Abstract
In a forensic investigation of a mobile device, the examiner encounters numerous unidentified installed applications. A major part in the analysis is to classify apps into several categories that are usually not published as such in the app/play stores and flag the ones which can be relevant to investigate more thoroughly. This would enable a mobile app classifier to understand if an app would be of interest during an investigation, thus saving time and providing the investigators with insightful information.
Challenges
– Manage a large dataset that can barely fit in memory (>5M app descriptions) → use sampling and manipulate only the information needed at the right time
– Be able to retrieve the data easily → store the data in a sqlite database
– Relative size of train and test datasets: Train/Test – 99%/1% → label more data using semi-supervised learning methods (state of the art NLP techniques)
– Definition / no previous knowledge about the categories → redefined the categories accordingly to the product team’s will
– Find a metric to define the “efficiency” of the semi-supervised learning iterative algorithm → sub sample the output and obtained a hyperbola to extrapolate precision
– Difficulty to evaluate recall (given no labeled data) → Estimate recall given a certain distribution of apps
– Avoiding bias as a result of merging 2 datasets (Playstore and iTunes stores) into one, with different considerations and features → Using common features and making sure for example the distributions were similar and if not take it into consideration
– Working on Windows with technologies made for Linux/Mac OS → Come up with other solutions
– Find the right way to represent an app given no context → Use the description as the main feature and encode with 1. BOW models (TFIDF) 2. Word embeddings (Word2Vec, Doc2Vec, FastText…)

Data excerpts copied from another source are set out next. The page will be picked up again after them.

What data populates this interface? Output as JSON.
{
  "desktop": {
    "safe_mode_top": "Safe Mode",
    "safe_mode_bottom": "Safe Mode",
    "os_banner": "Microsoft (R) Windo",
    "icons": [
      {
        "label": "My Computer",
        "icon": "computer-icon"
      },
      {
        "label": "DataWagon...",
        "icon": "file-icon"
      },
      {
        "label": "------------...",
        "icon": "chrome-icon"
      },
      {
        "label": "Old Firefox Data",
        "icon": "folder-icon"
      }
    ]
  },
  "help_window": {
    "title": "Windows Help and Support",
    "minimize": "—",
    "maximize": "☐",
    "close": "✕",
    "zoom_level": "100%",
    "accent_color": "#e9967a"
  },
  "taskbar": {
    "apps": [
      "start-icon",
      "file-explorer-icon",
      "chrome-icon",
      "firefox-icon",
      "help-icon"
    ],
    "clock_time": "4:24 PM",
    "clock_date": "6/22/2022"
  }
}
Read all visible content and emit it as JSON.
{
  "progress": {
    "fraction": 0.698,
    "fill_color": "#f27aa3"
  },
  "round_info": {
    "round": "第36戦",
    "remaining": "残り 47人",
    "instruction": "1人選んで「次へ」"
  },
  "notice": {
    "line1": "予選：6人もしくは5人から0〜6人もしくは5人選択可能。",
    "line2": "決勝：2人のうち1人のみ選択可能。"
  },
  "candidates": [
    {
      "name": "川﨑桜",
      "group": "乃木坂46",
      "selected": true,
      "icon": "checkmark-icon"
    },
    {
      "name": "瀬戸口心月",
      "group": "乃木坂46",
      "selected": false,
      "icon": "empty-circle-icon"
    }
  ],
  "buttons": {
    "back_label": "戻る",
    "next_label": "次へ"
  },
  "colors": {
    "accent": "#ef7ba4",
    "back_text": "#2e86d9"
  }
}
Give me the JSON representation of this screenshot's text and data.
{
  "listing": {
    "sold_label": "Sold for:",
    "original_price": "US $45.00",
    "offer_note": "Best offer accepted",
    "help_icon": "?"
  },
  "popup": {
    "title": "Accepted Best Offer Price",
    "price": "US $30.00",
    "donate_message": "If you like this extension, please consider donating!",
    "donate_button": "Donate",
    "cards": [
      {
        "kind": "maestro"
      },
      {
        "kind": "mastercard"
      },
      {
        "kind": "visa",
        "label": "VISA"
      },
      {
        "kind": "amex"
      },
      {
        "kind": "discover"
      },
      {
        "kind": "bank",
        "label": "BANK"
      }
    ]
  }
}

– Cleaning the descriptions → Think thoroughly of all the possible cases of noise created within the descriptions.
Achievements (according to KPIs)
Deliverables:
– Jupyter notebook that trains a model based on the dataset and manual annotations that
classifies an app into a set of given categories
– Jupyter notebook that evaluates the accuracy of the model
– Python script for generating a mapping between the app id and the categories. Must support
output formats: CSV, LevelDB
Milestones:
– Mapping of app id to app store categories
– Mapping of app id to our own (forensically interesting) categories
– (Stretch goal) App classification model based on data available in the phone extraction
(permissions, used APIs…)
Further development
– Discover new categories (LSA, LDA,…)
– Improve the description feature encoding
– Tag more data